After the first talk, someone messaged asking: "Why can't I just skip Stage One and Two and go right to Stage Three?" I don't think so. Stage Two has that low serotonin component, and there's evidence that people on SSRIs—antidepressants that inhibit serotonin reuptake—have a much harder time falling in love. Nature needs you to ruminate. There's something about the insanity of early love that creates pair bonds. It's like you've been through an ordeal together.

You gotta pay to play. No free lunch. No spiritual shortcut, no matter how Buddhist you are or how many cups of ayahuasca you drink. You're going through Stage One and Two if you want to get to Stage Three.

One major problem: some people move through these stages very quickly. By the second date they're planning the wedding, texting 50 times in a row, waiting by the phone like a cocaine addict for that next dopamine hit. Meanwhile the other person is still in Stage One thinking, "You're kind of cool but you're freaking me out." This asymmetry creates enormous pain.

Here's where Buddhism gets tricky. In some spiritual communities, there's huge emphasis on not being attached. But if you want to make it to Stage Three, you've got to be attached as a motherfucker. Smoke coming out of your ears, checking messages like an addict. That's very ego-dystonic for Buddhists. So be careful on the spiritual path not to be attached to being non-attached.

In some schools of Buddhism, the advice is: if you want enlightenment, take a vow of celibacy. Because romantic love is a jungle. But other schools follow the path of the householder—like Siddhartha in Hermann Hesse's novel, who meets the Buddha but realizes he won't find his path by following the monastic model. He needs to live the path of experience. He needs to love deeply. He can't renounce life—he's got to go through it.

Here's the Buddhist existential reality: because of impermanence, if you're signing up for love, you're signing up for a mountain of grief. To love means you will lose the object of your love. However much you allow that love in, there will be an equal wave of grief on the other side. You are signing up for big wave surfing.

There's a shadow side to meditation: people get very good at modulating their emotions, controlling their state. If trauma had a voice, it would say: "Last time something out of control happened, it was terrible. So just try to control everything." Some people modulate their breathing all day long to prevent emotional flooding. But that's clamping down on the life force.
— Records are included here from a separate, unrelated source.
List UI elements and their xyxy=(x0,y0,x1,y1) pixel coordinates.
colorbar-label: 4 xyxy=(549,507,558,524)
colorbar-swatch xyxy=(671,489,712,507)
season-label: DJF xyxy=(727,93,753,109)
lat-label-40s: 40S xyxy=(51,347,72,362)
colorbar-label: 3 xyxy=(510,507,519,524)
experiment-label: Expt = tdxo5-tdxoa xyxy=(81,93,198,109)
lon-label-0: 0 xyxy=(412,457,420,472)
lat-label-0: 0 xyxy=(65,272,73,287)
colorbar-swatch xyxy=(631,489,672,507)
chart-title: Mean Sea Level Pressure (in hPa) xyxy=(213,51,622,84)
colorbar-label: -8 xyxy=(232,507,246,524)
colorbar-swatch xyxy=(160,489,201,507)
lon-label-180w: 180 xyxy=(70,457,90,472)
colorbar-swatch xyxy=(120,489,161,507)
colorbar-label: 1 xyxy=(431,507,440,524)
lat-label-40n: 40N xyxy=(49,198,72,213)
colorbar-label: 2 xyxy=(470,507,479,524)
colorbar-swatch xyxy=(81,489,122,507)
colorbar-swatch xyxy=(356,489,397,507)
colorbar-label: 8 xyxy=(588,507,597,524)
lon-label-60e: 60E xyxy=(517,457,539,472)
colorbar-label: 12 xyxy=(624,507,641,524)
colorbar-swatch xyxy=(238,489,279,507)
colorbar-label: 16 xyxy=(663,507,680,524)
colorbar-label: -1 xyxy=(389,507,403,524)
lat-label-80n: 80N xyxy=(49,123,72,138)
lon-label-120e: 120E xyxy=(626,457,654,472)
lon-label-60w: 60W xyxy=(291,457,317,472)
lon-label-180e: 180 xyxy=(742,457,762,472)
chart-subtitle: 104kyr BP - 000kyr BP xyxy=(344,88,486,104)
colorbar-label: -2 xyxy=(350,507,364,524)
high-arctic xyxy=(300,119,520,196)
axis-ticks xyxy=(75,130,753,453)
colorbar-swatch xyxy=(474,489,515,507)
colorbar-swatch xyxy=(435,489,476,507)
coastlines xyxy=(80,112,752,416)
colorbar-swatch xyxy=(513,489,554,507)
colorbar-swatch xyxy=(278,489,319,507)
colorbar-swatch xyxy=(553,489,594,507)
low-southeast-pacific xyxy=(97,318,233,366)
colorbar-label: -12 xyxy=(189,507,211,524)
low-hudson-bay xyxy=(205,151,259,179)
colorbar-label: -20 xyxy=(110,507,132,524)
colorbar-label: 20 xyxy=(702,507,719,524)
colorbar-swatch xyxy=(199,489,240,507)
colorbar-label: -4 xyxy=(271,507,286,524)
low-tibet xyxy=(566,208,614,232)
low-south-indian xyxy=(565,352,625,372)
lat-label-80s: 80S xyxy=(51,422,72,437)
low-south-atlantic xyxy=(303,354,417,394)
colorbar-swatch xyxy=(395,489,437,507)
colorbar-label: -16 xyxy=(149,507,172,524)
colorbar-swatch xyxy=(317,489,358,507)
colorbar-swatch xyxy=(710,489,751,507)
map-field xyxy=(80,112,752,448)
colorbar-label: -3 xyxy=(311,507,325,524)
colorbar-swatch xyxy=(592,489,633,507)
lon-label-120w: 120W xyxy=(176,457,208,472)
When Cupid shoots you, you are wounded. Any semblance of control goes out the window.

There's also the concept of allostatic load—the overall load on your system. Financial stress, insecure housing, bad food, unprocessed trauma, difficult relationships—these all add load. And being in love is a big allostatic load. It takes a lot of mojo. If your system is already under heavy load, there's simply no capacity to fall in love. One incentive to do good trauma work is to take the load off your system so it's freed up for this wild roller coaster.

But here's why you do the work: if you make it to Stage Three and find secure attachment, that's rocket fuel. It increases the allostatic capacity of both people. You've got each other's back. That safety net becomes the launching pad for taking on more life.

So my opinion? Do it anyway. Go out there and do foolish things.

I remember in Hawaii during winter when giant swells would come in. All us Lost Boys would stand on the cliff looking at these insane waves, overthinking it, already having panic attacks. Then this guy Jeff would pull up—like a golden retriever with a head injury, no amygdala—and he'd just say "Hey guys, look at the waves!" and paddle straight out into the maelstrom. Floundering, having a great time. The rest of us would follow him. He's out there saying "Isn't this great? This is so good for my ADD!" while I'm having a panic attack.

Jeff was the fool archetype. The fool steps off a cliff and trusts. What does he trust in? Nothing. He's just stepping off the cliff to see what happens. In my experience, that's the attitude to have with love.

There's an aikido move here: instead of running away from heartbreak—which is anxiety, avoidance—you actually start to seek it out. Mother Teresa said: "May the world break my heart so completely that the whole world falls in."

Those are my thoughts on love and loss and what's in between.